A Well-Built House

Book-It Rep pays a delightful visit to Edith Wharton and Old New York.

There are plenty of regular playgoers who don’t frequent Book-It Repertory Theatre. It’s not one of Seattle’s major professional powerhouses, but it’s not the frisky fringe, either. It’s dedicated to a very specific type of work—literal adaptations of great novels—rather than the latest Broadway smash, a favorite old musical, or the current hot property on the resident- theater circuit. Whenever I go, I’m pleased to run into people I don’t always see at the theater—artists, writers, filmmakers, and assorted others who like to read. But if you’ve never counted yourself among the Book-It crowd, go now for its season finale, The House of Mirth, because it’s a fine example of the type of thing the company does best.

Edith Wharton’s source novel is set in the rarefied air of New York society, circa 1900. It contains trainloads of colorful characters, all of them behaving one way and thinking another—perfect for Book-It’s approach, which dramatizes not just the dialogue of a story but the narration and descriptive passages as well. At the center is Miss Lily Bart, a beautiful, poised, yet penniless socialite rapidly passing the age of eligibility. Unfortunately, Lily is constitutionally unable to settle for the marriage of convenience her social sphere demands, and The House of Mirth chronicles the fatal consequences of her resistance.

Marcus Goodwin’s adaptation for Book-It bypasses many of Wharton’s eddies and asides, setting Lily on a fairly direct path to ruin. The result is not quite as funny as the original, but I don’t think that’s a detraction. Wharton, after all, took over 400 pages to get the reader from satire to tragedy; Book-It has two and a half short hours. If the production had emphasized the humor of the opening scenes, the story’s dark turns might have seemed jarring. As it is, it does a fine job of replicating the engrossing, propulsive quality of a good read.

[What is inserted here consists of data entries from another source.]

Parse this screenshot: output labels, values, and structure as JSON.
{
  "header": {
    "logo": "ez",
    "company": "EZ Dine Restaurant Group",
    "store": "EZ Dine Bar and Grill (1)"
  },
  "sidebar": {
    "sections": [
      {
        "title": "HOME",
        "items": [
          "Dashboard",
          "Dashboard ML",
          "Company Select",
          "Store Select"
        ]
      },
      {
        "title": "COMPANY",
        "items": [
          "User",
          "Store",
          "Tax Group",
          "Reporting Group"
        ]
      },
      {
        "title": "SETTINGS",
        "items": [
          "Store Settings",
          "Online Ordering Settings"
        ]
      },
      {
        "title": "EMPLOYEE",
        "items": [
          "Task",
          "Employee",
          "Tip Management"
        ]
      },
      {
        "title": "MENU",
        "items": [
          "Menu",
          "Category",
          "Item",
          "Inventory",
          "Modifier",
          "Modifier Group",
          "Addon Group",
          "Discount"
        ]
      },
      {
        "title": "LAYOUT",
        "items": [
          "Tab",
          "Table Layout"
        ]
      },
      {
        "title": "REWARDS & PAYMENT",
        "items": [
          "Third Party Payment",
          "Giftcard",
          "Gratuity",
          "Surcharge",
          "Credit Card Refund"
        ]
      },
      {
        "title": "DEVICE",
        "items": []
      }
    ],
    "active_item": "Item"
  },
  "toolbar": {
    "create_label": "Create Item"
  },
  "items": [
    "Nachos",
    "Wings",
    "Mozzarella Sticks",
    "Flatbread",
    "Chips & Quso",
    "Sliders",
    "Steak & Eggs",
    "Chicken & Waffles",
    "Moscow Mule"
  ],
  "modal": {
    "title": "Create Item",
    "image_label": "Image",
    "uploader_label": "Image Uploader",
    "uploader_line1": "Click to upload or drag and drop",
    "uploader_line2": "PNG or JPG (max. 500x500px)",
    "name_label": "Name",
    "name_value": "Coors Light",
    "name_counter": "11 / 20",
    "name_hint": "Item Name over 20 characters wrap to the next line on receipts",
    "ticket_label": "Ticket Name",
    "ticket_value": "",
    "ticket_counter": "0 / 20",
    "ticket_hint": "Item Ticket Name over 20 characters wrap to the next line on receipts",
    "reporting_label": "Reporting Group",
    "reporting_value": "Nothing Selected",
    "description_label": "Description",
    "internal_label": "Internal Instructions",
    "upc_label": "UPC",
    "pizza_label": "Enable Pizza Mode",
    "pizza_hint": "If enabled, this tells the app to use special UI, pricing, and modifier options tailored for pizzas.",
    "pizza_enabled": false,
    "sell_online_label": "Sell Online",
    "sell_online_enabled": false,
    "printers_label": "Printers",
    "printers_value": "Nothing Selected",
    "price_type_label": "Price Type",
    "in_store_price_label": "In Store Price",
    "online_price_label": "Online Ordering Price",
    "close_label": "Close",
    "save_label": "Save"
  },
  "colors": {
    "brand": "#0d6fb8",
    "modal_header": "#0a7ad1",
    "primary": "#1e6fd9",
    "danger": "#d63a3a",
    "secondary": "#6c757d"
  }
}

It falls to actor Jennifer Lee Taylor to bring the audience along as Miss Lily Bart transforms from shallow schemer to tragic figure. Taylor’s performance grew on me over time. At first, her appetites (for luxury and love) seem too thinly veiled for someone of supposedly impeccable manners and tact. But as Lily’s pretensions are slowly stripped away, Taylor’s lack of artifice becomes right for the role; she communicates the deep disgrace of Lily’s situation, the impossibility of her future.

Taylor is well met by David Quicksall as Lawrence Selden, the story’s only truth teller. We can see that the appealing, observant Lawrence is Lily’s perfect match, but she can’t (because he’s not wealthy enough), and he fails to turn his words into action. A number of excellent performances support Quicksall’s and Taylor’s, including Shana Bestock as the humble Gerty Farish, Kelly Kitchens as the slightly scandalous Carry Fisher, and Todd Licea as the “repugnant” Mr. Rosedale, who turns out to be not so repugnant after all. Book-It’s able co–artistic director, Jane Jones, directs.

The onlytrue disappointment in the production is the spartan costuming. As for the sets, a simple hearth and upholstered chair can suggest more luxurious surroundings in a pinch. But when your central character is a woman who plainly states her only value to society is her face and her ability to dress well, it’s nonsensical to confine her to one rather washed-out pale-pink ensemble for the entire first act. Book-It operates on a shoestring, yes, but surely one of the other Seattle Center theaters could lend a few more gowns out of storage. And granted, Taylor is onstage so continuously it would be difficult to find opportunities to change, but wouldn’t Miss Lily Bart—who knows how to work sartorial magic—find a way?

But perhaps this is just my own shallow desire for opulence and finery talking. The House of Mirth takes its title from a biblical passage criticizing an excess of frivolity, and in this day of mass-marketed luxuries, we would be wise to heed it.